One of the biggest challenges I see in higher education is the plague of passivity that some learners – and instructors! – find most comfortable. A lack of active involvement in class, which is a symptom of the traditional lecture-style, sage-on-the-stage type teaching, all-too-commonly takes place in classrooms. There is a lack of questioning, conversation, and debate, which is exacerbated by dependence on technology such as i>clickers that allows students to remain anonymous. Requests by students for teachers to “just tell them the right answers” allows students to record the “right” information yet delay or perhaps eliminate the learning process that comes with thinking it through. As an educational developer, I look to challenge this passivity and hope to slowly effect change towards making higher education learning an engaging, transformative experience. To address passivity in my own learning environment, I find one solution is to take a risk myself, and when I don’t know the answer to a question asked by a student, I say so. When I first started teaching, I found it very hard to say “I don’t know”, as it sounded, to me, like failure. And to some students, I’m sure it may sound that way to them as well. However, in a room of many brains, I always wonder why it is mine that is considered the only one with a reliable answer! In reality, this is far from the truth, especially with technology at our fingertips. Thus, I endeavour to challenge the concept of experts vs. novices in the classroom, and invite my learners to contribute as curators of content. Teachers are generally perceived as experts by students, however I think the classroom should be a place where knowledge is discovered and constructed by both students and educators (Bruner, 1966), as learning should not be the responsibility of only the instructor.
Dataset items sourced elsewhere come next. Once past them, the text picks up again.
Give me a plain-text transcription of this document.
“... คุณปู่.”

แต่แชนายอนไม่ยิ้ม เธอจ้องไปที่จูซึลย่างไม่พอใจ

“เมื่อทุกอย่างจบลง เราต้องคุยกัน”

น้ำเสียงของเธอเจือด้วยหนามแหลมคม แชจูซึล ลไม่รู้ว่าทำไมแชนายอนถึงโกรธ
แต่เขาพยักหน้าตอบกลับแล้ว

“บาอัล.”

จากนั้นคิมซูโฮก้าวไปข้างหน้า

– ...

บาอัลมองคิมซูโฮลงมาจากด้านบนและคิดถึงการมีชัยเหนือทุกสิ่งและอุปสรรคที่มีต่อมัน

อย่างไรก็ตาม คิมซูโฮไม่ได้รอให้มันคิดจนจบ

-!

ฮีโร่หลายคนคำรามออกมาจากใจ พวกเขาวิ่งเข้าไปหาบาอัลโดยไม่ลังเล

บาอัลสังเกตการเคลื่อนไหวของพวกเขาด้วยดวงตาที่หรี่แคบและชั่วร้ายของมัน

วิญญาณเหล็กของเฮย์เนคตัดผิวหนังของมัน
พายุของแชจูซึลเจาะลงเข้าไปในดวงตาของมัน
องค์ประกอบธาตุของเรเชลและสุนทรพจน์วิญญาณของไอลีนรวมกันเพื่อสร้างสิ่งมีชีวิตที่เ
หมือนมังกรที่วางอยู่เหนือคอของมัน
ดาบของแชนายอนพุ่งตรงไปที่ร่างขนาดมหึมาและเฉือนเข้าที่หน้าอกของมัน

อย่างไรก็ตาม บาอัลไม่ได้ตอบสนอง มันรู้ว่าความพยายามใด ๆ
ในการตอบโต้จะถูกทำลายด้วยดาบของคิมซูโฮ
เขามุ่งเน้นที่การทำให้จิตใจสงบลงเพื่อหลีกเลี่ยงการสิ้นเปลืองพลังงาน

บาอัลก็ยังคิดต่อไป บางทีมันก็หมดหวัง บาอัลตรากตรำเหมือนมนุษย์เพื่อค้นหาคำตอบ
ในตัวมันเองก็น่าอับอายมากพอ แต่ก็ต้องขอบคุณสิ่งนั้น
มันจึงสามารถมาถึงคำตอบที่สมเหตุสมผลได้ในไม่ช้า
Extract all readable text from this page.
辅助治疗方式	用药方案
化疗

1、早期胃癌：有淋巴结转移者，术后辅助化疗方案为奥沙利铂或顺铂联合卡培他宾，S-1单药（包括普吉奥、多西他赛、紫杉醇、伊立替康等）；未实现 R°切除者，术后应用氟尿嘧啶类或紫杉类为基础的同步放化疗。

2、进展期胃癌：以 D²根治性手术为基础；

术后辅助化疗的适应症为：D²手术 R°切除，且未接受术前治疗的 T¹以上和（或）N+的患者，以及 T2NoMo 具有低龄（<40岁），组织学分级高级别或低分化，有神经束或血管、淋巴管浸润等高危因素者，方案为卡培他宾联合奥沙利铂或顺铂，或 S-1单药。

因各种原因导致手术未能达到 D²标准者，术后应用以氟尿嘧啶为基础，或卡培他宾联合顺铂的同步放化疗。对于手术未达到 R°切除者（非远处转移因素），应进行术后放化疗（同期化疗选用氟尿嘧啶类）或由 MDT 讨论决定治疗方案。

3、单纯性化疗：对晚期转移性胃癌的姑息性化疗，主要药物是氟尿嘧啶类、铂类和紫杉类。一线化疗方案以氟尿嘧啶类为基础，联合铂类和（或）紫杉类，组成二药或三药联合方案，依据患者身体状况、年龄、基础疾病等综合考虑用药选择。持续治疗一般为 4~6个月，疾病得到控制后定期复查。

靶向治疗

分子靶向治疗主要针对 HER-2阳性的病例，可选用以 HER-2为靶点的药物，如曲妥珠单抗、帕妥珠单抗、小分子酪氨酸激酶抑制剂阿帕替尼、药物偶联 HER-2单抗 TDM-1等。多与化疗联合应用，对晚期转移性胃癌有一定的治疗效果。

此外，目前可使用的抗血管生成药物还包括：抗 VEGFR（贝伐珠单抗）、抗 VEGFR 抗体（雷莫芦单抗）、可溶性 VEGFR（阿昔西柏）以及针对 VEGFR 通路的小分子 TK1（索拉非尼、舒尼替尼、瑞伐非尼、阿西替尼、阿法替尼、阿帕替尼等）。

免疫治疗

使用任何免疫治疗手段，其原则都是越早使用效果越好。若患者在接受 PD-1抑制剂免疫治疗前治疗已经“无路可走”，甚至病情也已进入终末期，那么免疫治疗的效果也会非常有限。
Overall, I seek to challenge outdated instructional paradigms, encourage learner responsibility and participation, rely on evidence-based tools, and foster community to create an effective learning-centred environment, as I whole-heartedly believe that if we, as learners, took responsibility to be actively engaged, authentic, open to taking risks, and willing to share in a learning community, we’d lift each other up, thereby creating a classroom with heart.

References:

  • Angelo, T.A. & Cross, K.P. (1993). Classroom Assessment Techniques: A Handbook for College Teachers, (2nd ed.). San Francisco: Jossey-Bass.
  • Barr, R.B. & Tagg, J. (1995). From Teaching to Learning – A New Paradigm for Undergraduate Education. Change Magazine. 27 (6): 12-25.
  • Bruner, J.S. (1966). Toward a Theory of Instruction. Cambridge, MA: Harvard University Press.
  • Chickering, A.W. & Gamson, Z.F. (1987). Seven Principles for Good Practice in Undergraduate Education. The Wingspread Journal. 9 (2).
  • Knowles, M. (1984). The adult learner: a neglected species, (3rd ed.). Houston: Gulf Publishing Company.
  • Kolb, D. (1984). Experiential learning: Experience as the source of learning and development. Englewood Cliffs, NJ: Prentice-Hall.